A little while back I was interviewed for a cover story on the jobs of the future for the Careers section of the Sydney Morning Herald.
Here are the sections of the article that drew on my thoughts:
According to the futurist Ross Dawson, the world of work has always required employees to be on the front foot.
“Jobs have always disappeared and others come up,” he says. “It’s just that the pace of change has become far faster than ever before.”
Dawson say there are two overarching issues to consider when predicting which jobs will survive the next change to the work world: remote work and automation.
Employees with an eye to the future should ask themselves, “Is it is possible this work could be automated?” and “Is it possible that this work could be done by somebody else somewhere else in the world?”, he says.
The answers to both questions may well shape our employment future. Dawson says automation is poised to steamroll forward to a point at which all call-centre work, for example, can be carried out by voice recognition.
Remote work is quickly moving beyond our comfort zone, he says.
“There is [already] mining machinery in the Pilbara driven by people in Perth hundreds of kilometres away,” he says.
Nonetheless, Dawson says that remote work has more positive than negatives for Australian employees.
“It doesn’t just mean you have competition,” he says. “It means you can do your job for anybody around the world, though some jobs will be lower-paid [eventually] than they have been.
“I think we’ll see global work as a fact of life in most industries and types of work with 10 years. We now have the bandwidth, we’re getting comfortable with the concept of working remotely we have the collaboration tools.”
Given the dawning realisation that most children of today will end up in jobs that haven’t even been invented yet, future-proofing one’s career may seem a fool’s errand. However, Dawson says, a successful worker of the future can be profiled. First, they will be someone who has “learnt how to learn”.
He says we should be self-teaching by setting ourselves tasks such as figuring out how to create a website in HTML, or teaching ourselves to read a menu in Spanish. “We’re finding people who have learnt how to learn know how to engage with a community and tap into others for support,” he says.

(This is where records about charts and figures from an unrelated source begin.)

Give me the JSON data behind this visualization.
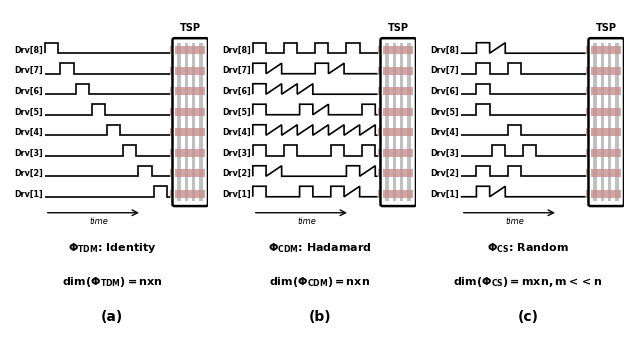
{
  "bg_color": "#ffffff",
  "signal_color": "#000000",
  "tsp_border_color": "#000000",
  "tsp_fill_color": "#c0c0c0",
  "salmon_color": "#c89090",
  "drv_labels": [
    "Drv[8]",
    "Drv[7]",
    "Drv[6]",
    "Drv[5]",
    "Drv[4]",
    "Drv[3]",
    "Drv[2]",
    "Drv[1]"
  ],
  "tdm_pulses": [
    [
      1,
      0,
      0,
      0,
      0,
      0,
      0,
      0
    ],
    [
      0,
      1,
      0,
      0,
      0,
      0,
      0,
      0
    ],
    [
      0,
      0,
      1,
      0,
      0,
      0,
      0,
      0
    ],
    [
      0,
      0,
      0,
      1,
      0,
      0,
      0,
      0
    ],
    [
      0,
      0,
      0,
      0,
      1,
      0,
      0,
      0
    ],
    [
      0,
      0,
      0,
      0,
      0,
      1,
      0,
      0
    ],
    [
      0,
      0,
      0,
      0,
      0,
      0,
      1,
      0
    ],
    [
      0,
      0,
      0,
      0,
      0,
      0,
      0,
      1
    ]
  ],
  "cdm_pulses": [
    [
      1,
      0,
      1,
      0,
      1,
      0,
      1,
      0
    ],
    [
      1,
      1,
      0,
      0,
      1,
      1,
      0,
      0
    ],
    [
      1,
      1,
      1,
      1,
      0,
      0,
      0,
      0
    ],
    [
      1,
      0,
      0,
      1,
      1,
      0,
      0,
      1
    ],
    [
      1,
      1,
      1,
      1,
      1,
      1,
      1,
      1
    ],
    [
      1,
      0,
      1,
      0,
      0,
      1,
      0,
      1
    ],
    [
      1,
      1,
      0,
      0,
      0,
      0,
      1,
      1
    ],
    [
      1,
      0,
      0,
      1,
      0,
      1,
      1,
      0
    ]
  ],
  "cs_pulses": [
    [
      0,
      1,
      1,
      0,
      0,
      0,
      0,
      0
    ],
    [
      0,
      1,
      0,
      1,
      0,
      0,
      0,
      0
    ],
    [
      0,
      1,
      0,
      0,
      0,
      0,
      0,
      0
    ],
    [
      0,
      1,
      0,
      0,
      0,
      0,
      0,
      0
    ],
    [
      0,
      0,
      0,
      1,
      0,
      0,
      0,
      0
    ],
    [
      0,
      0,
      1,
      0,
      1,
      0,
      0,
      0
    ],
    [
      0,
      1,
      0,
      1,
      0,
      0,
      0,
      0
    ],
    [
      0,
      1,
      1,
      0,
      0,
      0,
      0,
      0
    ]
  ],
  "panel_labels": [
    "(a)",
    "(b)",
    "(c)"
  ]
}
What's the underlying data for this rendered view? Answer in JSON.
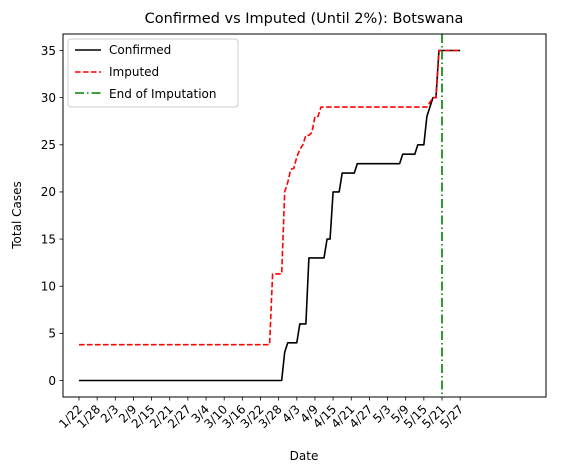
{
  "chart_data": {
    "type": "line",
    "title": "Confirmed vs Imputed (Until 2%): Botswana",
    "xlabel": "Date",
    "ylabel": "Total Cases",
    "x_tick_labels": [
      "1/22",
      "1/28",
      "2/3",
      "2/9",
      "2/15",
      "2/21",
      "2/27",
      "3/4",
      "3/10",
      "3/16",
      "3/22",
      "3/28",
      "4/3",
      "4/9",
      "4/15",
      "4/21",
      "4/27",
      "5/3",
      "5/9",
      "5/15",
      "5/21",
      "5/27"
    ],
    "x_tick_days": [
      0,
      6,
      12,
      18,
      24,
      30,
      36,
      42,
      48,
      54,
      60,
      66,
      72,
      78,
      84,
      90,
      96,
      102,
      108,
      114,
      120,
      126
    ],
    "x_range_days": [
      0,
      131
    ],
    "ylim": [
      -1.75,
      36.75
    ],
    "y_ticks": [
      0,
      5,
      10,
      15,
      20,
      25,
      30,
      35
    ],
    "grid": false,
    "legend_position": "top-left",
    "end_of_imputation_day": 120,
    "series": [
      {
        "name": "Confirmed",
        "color": "#000000",
        "style": "solid",
        "points": [
          [
            0,
            0
          ],
          [
            67,
            0
          ],
          [
            68,
            3
          ],
          [
            69,
            4
          ],
          [
            72,
            4
          ],
          [
            73,
            6
          ],
          [
            75,
            6
          ],
          [
            76,
            13
          ],
          [
            81,
            13
          ],
          [
            82,
            15
          ],
          [
            83,
            15
          ],
          [
            84,
            20
          ],
          [
            86,
            20
          ],
          [
            87,
            22
          ],
          [
            91,
            22
          ],
          [
            92,
            23
          ],
          [
            106,
            23
          ],
          [
            107,
            24
          ],
          [
            111,
            24
          ],
          [
            112,
            25
          ],
          [
            114,
            25
          ],
          [
            115,
            28
          ],
          [
            116,
            29
          ],
          [
            117,
            30
          ],
          [
            118,
            30
          ],
          [
            119,
            35
          ],
          [
            126,
            35
          ]
        ]
      },
      {
        "name": "Imputed",
        "color": "#ff0000",
        "style": "dashed",
        "points": [
          [
            0,
            3.8
          ],
          [
            63,
            3.8
          ],
          [
            64,
            11.3
          ],
          [
            67,
            11.3
          ],
          [
            68,
            20
          ],
          [
            69,
            21
          ],
          [
            70,
            22.4
          ],
          [
            71,
            22.5
          ],
          [
            72,
            23.7
          ],
          [
            73,
            24.5
          ],
          [
            74,
            25
          ],
          [
            75,
            26
          ],
          [
            76,
            26
          ],
          [
            77,
            26.3
          ],
          [
            78,
            28
          ],
          [
            79,
            28
          ],
          [
            80,
            29
          ],
          [
            84,
            29
          ],
          [
            114,
            29
          ],
          [
            115,
            29
          ],
          [
            117,
            30
          ],
          [
            118,
            30
          ],
          [
            119,
            35
          ],
          [
            126,
            35
          ]
        ]
      }
    ],
    "reference_line": {
      "name": "End of Imputation",
      "color": "#008000",
      "style": "dashdot"
    }
  }
}
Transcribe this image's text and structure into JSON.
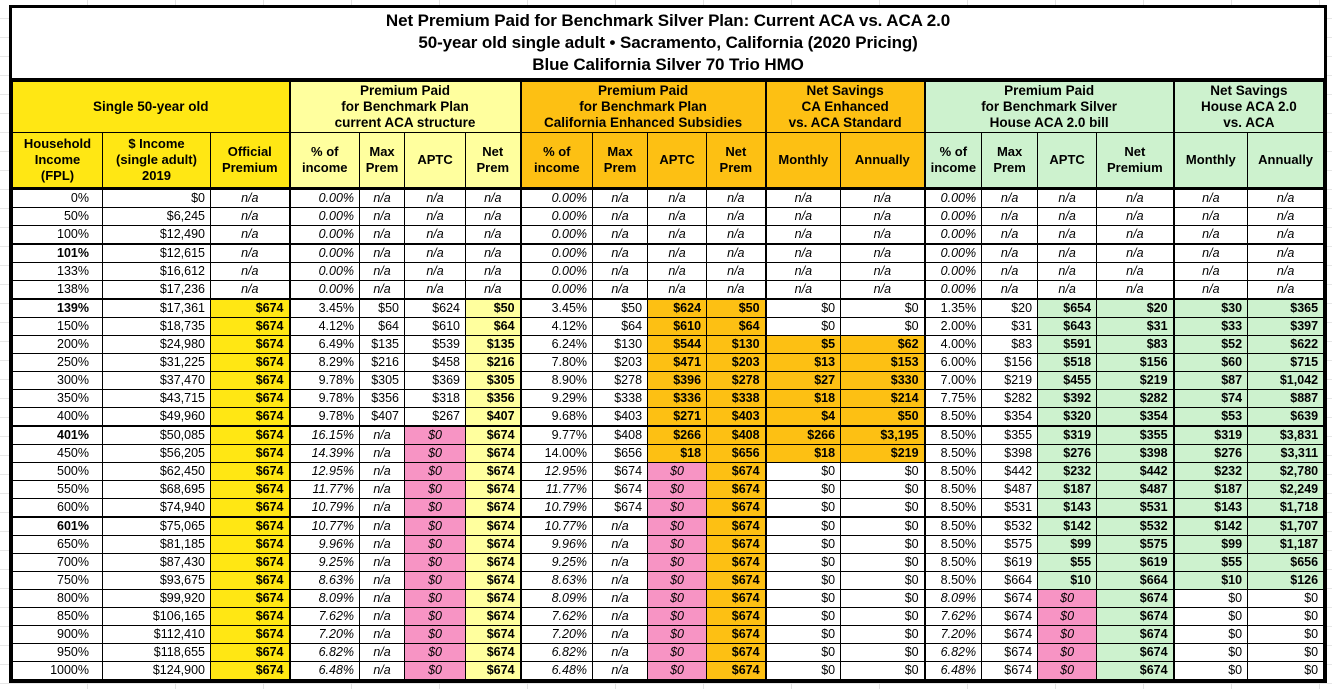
{
  "title": {
    "line1": "Net Premium Paid for Benchmark Silver Plan: Current ACA vs. ACA 2.0",
    "line2": "50-year old single adult • Sacramento, California (2020 Pricing)",
    "line3": "Blue California Silver 70 Trio HMO"
  },
  "colors": {
    "yellow": "#ffe714",
    "pale_yellow": "#ffff9e",
    "orange": "#fdc013",
    "light_green": "#cdf2ce",
    "pink": "#f794c4",
    "border": "#000000"
  },
  "headers": {
    "groups": [
      {
        "label": "Single 50-year old",
        "span": 3,
        "bg": "y"
      },
      {
        "label": "Premium Paid\nfor Benchmark Plan\ncurrent ACA structure",
        "span": 4,
        "bg": "py"
      },
      {
        "label": "Premium Paid\nfor Benchmark Plan\nCalifornia Enhanced Subsidies",
        "span": 4,
        "bg": "o"
      },
      {
        "label": "Net Savings\nCA Enhanced\nvs. ACA Standard",
        "span": 2,
        "bg": "o"
      },
      {
        "label": "Premium Paid\nfor Benchmark Silver\nHouse ACA 2.0 bill",
        "span": 4,
        "bg": "g"
      },
      {
        "label": "Net Savings\nHouse ACA 2.0\nvs. ACA",
        "span": 2,
        "bg": "g"
      }
    ],
    "cols": [
      {
        "key": "fpl",
        "label": "Household\nIncome\n(FPL)",
        "bg": "y"
      },
      {
        "key": "income",
        "label": "$ Income\n(single adult)\n2019",
        "bg": "y"
      },
      {
        "key": "official",
        "label": "Official\nPremium",
        "bg": "y"
      },
      {
        "key": "aca_pct",
        "label": "% of\nincome",
        "bg": "py"
      },
      {
        "key": "aca_max",
        "label": "Max\nPrem",
        "bg": "py"
      },
      {
        "key": "aca_aptc",
        "label": "APTC",
        "bg": "py"
      },
      {
        "key": "aca_net",
        "label": "Net\nPrem",
        "bg": "py"
      },
      {
        "key": "ca_pct",
        "label": "% of\nincome",
        "bg": "o"
      },
      {
        "key": "ca_max",
        "label": "Max\nPrem",
        "bg": "o"
      },
      {
        "key": "ca_aptc",
        "label": "APTC",
        "bg": "o"
      },
      {
        "key": "ca_net",
        "label": "Net\nPrem",
        "bg": "o"
      },
      {
        "key": "ca_monthly",
        "label": "Monthly",
        "bg": "o"
      },
      {
        "key": "ca_annually",
        "label": "Annually",
        "bg": "o"
      },
      {
        "key": "h_pct",
        "label": "% of\nincome",
        "bg": "g"
      },
      {
        "key": "h_max",
        "label": "Max\nPrem",
        "bg": "g"
      },
      {
        "key": "h_aptc",
        "label": "APTC",
        "bg": "g"
      },
      {
        "key": "h_net",
        "label": "Net\nPremium",
        "bg": "g"
      },
      {
        "key": "h_monthly",
        "label": "Monthly",
        "bg": "g"
      },
      {
        "key": "h_annually",
        "label": "Annually",
        "bg": "g"
      }
    ]
  },
  "table": {
    "rows": [
      {
        "cells": [
          "0%",
          "$0",
          "n/a|i c",
          "0.00%|i",
          "n/a|i c",
          "n/a|i c",
          "n/a|i c",
          "0.00%|i",
          "n/a|i c",
          "n/a|i c",
          "n/a|i c",
          "n/a|i c",
          "n/a|i c",
          "0.00%|i",
          "n/a|i c",
          "n/a|i c",
          "n/a|i c",
          "n/a|i c",
          "n/a|i c"
        ]
      },
      {
        "cells": [
          "50%",
          "$6,245",
          "n/a|i c",
          "0.00%|i",
          "n/a|i c",
          "n/a|i c",
          "n/a|i c",
          "0.00%|i",
          "n/a|i c",
          "n/a|i c",
          "n/a|i c",
          "n/a|i c",
          "n/a|i c",
          "0.00%|i",
          "n/a|i c",
          "n/a|i c",
          "n/a|i c",
          "n/a|i c",
          "n/a|i c"
        ]
      },
      {
        "sep": true,
        "cells": [
          "100%",
          "$12,490",
          "n/a|i c",
          "0.00%|i",
          "n/a|i c",
          "n/a|i c",
          "n/a|i c",
          "0.00%|i",
          "n/a|i c",
          "n/a|i c",
          "n/a|i c",
          "n/a|i c",
          "n/a|i c",
          "0.00%|i",
          "n/a|i c",
          "n/a|i c",
          "n/a|i c",
          "n/a|i c",
          "n/a|i c"
        ]
      },
      {
        "cells": [
          "101%|b",
          "$12,615",
          "n/a|i c",
          "0.00%|i",
          "n/a|i c",
          "n/a|i c",
          "n/a|i c",
          "0.00%|i",
          "n/a|i c",
          "n/a|i c",
          "n/a|i c",
          "n/a|i c",
          "n/a|i c",
          "0.00%|i",
          "n/a|i c",
          "n/a|i c",
          "n/a|i c",
          "n/a|i c",
          "n/a|i c"
        ]
      },
      {
        "cells": [
          "133%",
          "$16,612",
          "n/a|i c",
          "0.00%|i",
          "n/a|i c",
          "n/a|i c",
          "n/a|i c",
          "0.00%|i",
          "n/a|i c",
          "n/a|i c",
          "n/a|i c",
          "n/a|i c",
          "n/a|i c",
          "0.00%|i",
          "n/a|i c",
          "n/a|i c",
          "n/a|i c",
          "n/a|i c",
          "n/a|i c"
        ]
      },
      {
        "sep": true,
        "cells": [
          "138%",
          "$17,236",
          "n/a|i c",
          "0.00%|i",
          "n/a|i c",
          "n/a|i c",
          "n/a|i c",
          "0.00%|i",
          "n/a|i c",
          "n/a|i c",
          "n/a|i c",
          "n/a|i c",
          "n/a|i c",
          "0.00%|i",
          "n/a|i c",
          "n/a|i c",
          "n/a|i c",
          "n/a|i c",
          "n/a|i c"
        ]
      },
      {
        "cells": [
          "139%|b",
          "$17,361",
          "$674|y b",
          "3.45%",
          "$50",
          "$624",
          "$50|py b",
          "3.45%",
          "$50",
          "$624|o b",
          "$50|o b",
          "$0",
          "$0",
          "1.35%",
          "$20",
          "$654|g b",
          "$20|g b",
          "$30|g b",
          "$365|g b"
        ]
      },
      {
        "cells": [
          "150%",
          "$18,735",
          "$674|y b",
          "4.12%",
          "$64",
          "$610",
          "$64|py b",
          "4.12%",
          "$64",
          "$610|o b",
          "$64|o b",
          "$0",
          "$0",
          "2.00%",
          "$31",
          "$643|g b",
          "$31|g b",
          "$33|g b",
          "$397|g b"
        ]
      },
      {
        "cells": [
          "200%",
          "$24,980",
          "$674|y b",
          "6.49%",
          "$135",
          "$539",
          "$135|py b",
          "6.24%",
          "$130",
          "$544|o b",
          "$130|o b",
          "$5|o b",
          "$62|o b",
          "4.00%",
          "$83",
          "$591|g b",
          "$83|g b",
          "$52|g b",
          "$622|g b"
        ]
      },
      {
        "cells": [
          "250%",
          "$31,225",
          "$674|y b",
          "8.29%",
          "$216",
          "$458",
          "$216|py b",
          "7.80%",
          "$203",
          "$471|o b",
          "$203|o b",
          "$13|o b",
          "$153|o b",
          "6.00%",
          "$156",
          "$518|g b",
          "$156|g b",
          "$60|g b",
          "$715|g b"
        ]
      },
      {
        "cells": [
          "300%",
          "$37,470",
          "$674|y b",
          "9.78%",
          "$305",
          "$369",
          "$305|py b",
          "8.90%",
          "$278",
          "$396|o b",
          "$278|o b",
          "$27|o b",
          "$330|o b",
          "7.00%",
          "$219",
          "$455|g b",
          "$219|g b",
          "$87|g b",
          "$1,042|g b"
        ]
      },
      {
        "cells": [
          "350%",
          "$43,715",
          "$674|y b",
          "9.78%",
          "$356",
          "$318",
          "$356|py b",
          "9.29%",
          "$338",
          "$336|o b",
          "$338|o b",
          "$18|o b",
          "$214|o b",
          "7.75%",
          "$282",
          "$392|g b",
          "$282|g b",
          "$74|g b",
          "$887|g b"
        ]
      },
      {
        "sep": true,
        "cells": [
          "400%",
          "$49,960",
          "$674|y b",
          "9.78%",
          "$407",
          "$267",
          "$407|py b",
          "9.68%",
          "$403",
          "$271|o b",
          "$403|o b",
          "$4|o b",
          "$50|o b",
          "8.50%",
          "$354",
          "$320|g b",
          "$354|g b",
          "$53|g b",
          "$639|g b"
        ]
      },
      {
        "cells": [
          "401%|b",
          "$50,085",
          "$674|y b",
          "16.15%|i",
          "n/a|i c",
          "$0|p i c",
          "$674|py b",
          "9.77%",
          "$408",
          "$266|o b",
          "$408|o b",
          "$266|o b",
          "$3,195|o b",
          "8.50%",
          "$355",
          "$319|g b",
          "$355|g b",
          "$319|g b",
          "$3,831|g b"
        ]
      },
      {
        "cells": [
          "450%",
          "$56,205",
          "$674|y b",
          "14.39%|i",
          "n/a|i c",
          "$0|p i c",
          "$674|py b",
          "14.00%",
          "$656",
          "$18|o b",
          "$656|o b",
          "$18|o b",
          "$219|o b",
          "8.50%",
          "$398",
          "$276|g b",
          "$398|g b",
          "$276|g b",
          "$3,311|g b"
        ]
      },
      {
        "cells": [
          "500%",
          "$62,450",
          "$674|y b",
          "12.95%|i",
          "n/a|i c",
          "$0|p i c",
          "$674|py b",
          "12.95%|i",
          "$674",
          "$0|p i c",
          "$674|o b",
          "$0",
          "$0",
          "8.50%",
          "$442",
          "$232|g b",
          "$442|g b",
          "$232|g b",
          "$2,780|g b"
        ]
      },
      {
        "cells": [
          "550%",
          "$68,695",
          "$674|y b",
          "11.77%|i",
          "n/a|i c",
          "$0|p i c",
          "$674|py b",
          "11.77%|i",
          "$674",
          "$0|p i c",
          "$674|o b",
          "$0",
          "$0",
          "8.50%",
          "$487",
          "$187|g b",
          "$487|g b",
          "$187|g b",
          "$2,249|g b"
        ]
      },
      {
        "sep": true,
        "cells": [
          "600%",
          "$74,940",
          "$674|y b",
          "10.79%|i",
          "n/a|i c",
          "$0|p i c",
          "$674|py b",
          "10.79%|i",
          "$674",
          "$0|p i c",
          "$674|o b",
          "$0",
          "$0",
          "8.50%",
          "$531",
          "$143|g b",
          "$531|g b",
          "$143|g b",
          "$1,718|g b"
        ]
      },
      {
        "cells": [
          "601%|b",
          "$75,065",
          "$674|y b",
          "10.77%|i",
          "n/a|i c",
          "$0|p i c",
          "$674|py b",
          "10.77%|i",
          "n/a|i c",
          "$0|p i c",
          "$674|o b",
          "$0",
          "$0",
          "8.50%",
          "$532",
          "$142|g b",
          "$532|g b",
          "$142|g b",
          "$1,707|g b"
        ]
      },
      {
        "cells": [
          "650%",
          "$81,185",
          "$674|y b",
          "9.96%|i",
          "n/a|i c",
          "$0|p i c",
          "$674|py b",
          "9.96%|i",
          "n/a|i c",
          "$0|p i c",
          "$674|o b",
          "$0",
          "$0",
          "8.50%",
          "$575",
          "$99|g b",
          "$575|g b",
          "$99|g b",
          "$1,187|g b"
        ]
      },
      {
        "cells": [
          "700%",
          "$87,430",
          "$674|y b",
          "9.25%|i",
          "n/a|i c",
          "$0|p i c",
          "$674|py b",
          "9.25%|i",
          "n/a|i c",
          "$0|p i c",
          "$674|o b",
          "$0",
          "$0",
          "8.50%",
          "$619",
          "$55|g b",
          "$619|g b",
          "$55|g b",
          "$656|g b"
        ]
      },
      {
        "cells": [
          "750%",
          "$93,675",
          "$674|y b",
          "8.63%|i",
          "n/a|i c",
          "$0|p i c",
          "$674|py b",
          "8.63%|i",
          "n/a|i c",
          "$0|p i c",
          "$674|o b",
          "$0",
          "$0",
          "8.50%",
          "$664",
          "$10|g b",
          "$664|g b",
          "$10|g b",
          "$126|g b"
        ]
      },
      {
        "cells": [
          "800%",
          "$99,920",
          "$674|y b",
          "8.09%|i",
          "n/a|i c",
          "$0|p i c",
          "$674|py b",
          "8.09%|i",
          "n/a|i c",
          "$0|p i c",
          "$674|o b",
          "$0",
          "$0",
          "8.09%|i",
          "$674",
          "$0|p i c",
          "$674|g b",
          "$0",
          "$0"
        ]
      },
      {
        "cells": [
          "850%",
          "$106,165",
          "$674|y b",
          "7.62%|i",
          "n/a|i c",
          "$0|p i c",
          "$674|py b",
          "7.62%|i",
          "n/a|i c",
          "$0|p i c",
          "$674|o b",
          "$0",
          "$0",
          "7.62%|i",
          "$674",
          "$0|p i c",
          "$674|g b",
          "$0",
          "$0"
        ]
      },
      {
        "cells": [
          "900%",
          "$112,410",
          "$674|y b",
          "7.20%|i",
          "n/a|i c",
          "$0|p i c",
          "$674|py b",
          "7.20%|i",
          "n/a|i c",
          "$0|p i c",
          "$674|o b",
          "$0",
          "$0",
          "7.20%|i",
          "$674",
          "$0|p i c",
          "$674|g b",
          "$0",
          "$0"
        ]
      },
      {
        "cells": [
          "950%",
          "$118,655",
          "$674|y b",
          "6.82%|i",
          "n/a|i c",
          "$0|p i c",
          "$674|py b",
          "6.82%|i",
          "n/a|i c",
          "$0|p i c",
          "$674|o b",
          "$0",
          "$0",
          "6.82%|i",
          "$674",
          "$0|p i c",
          "$674|g b",
          "$0",
          "$0"
        ]
      },
      {
        "cells": [
          "1000%",
          "$124,900",
          "$674|y b",
          "6.48%|i",
          "n/a|i c",
          "$0|p i c",
          "$674|py b",
          "6.48%|i",
          "n/a|i c",
          "$0|p i c",
          "$674|o b",
          "$0",
          "$0",
          "6.48%|i",
          "$674",
          "$0|p i c",
          "$674|g b",
          "$0",
          "$0"
        ]
      }
    ]
  }
}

Dawson says we should find one thing we know and love, and become world-class at it, “otherwise, you become a commodity”. But you’ll also need people to share it with. “One of the absolute fundamental skills [of the future] will be the ability to collaborate,” he says.
When Dawson envisions careers of the future, he points to fields such as sustainability, community and design as safe bets.
“Not just graphic design; it’s about making everything from roads to playgrounds functional and beautiful,” he says.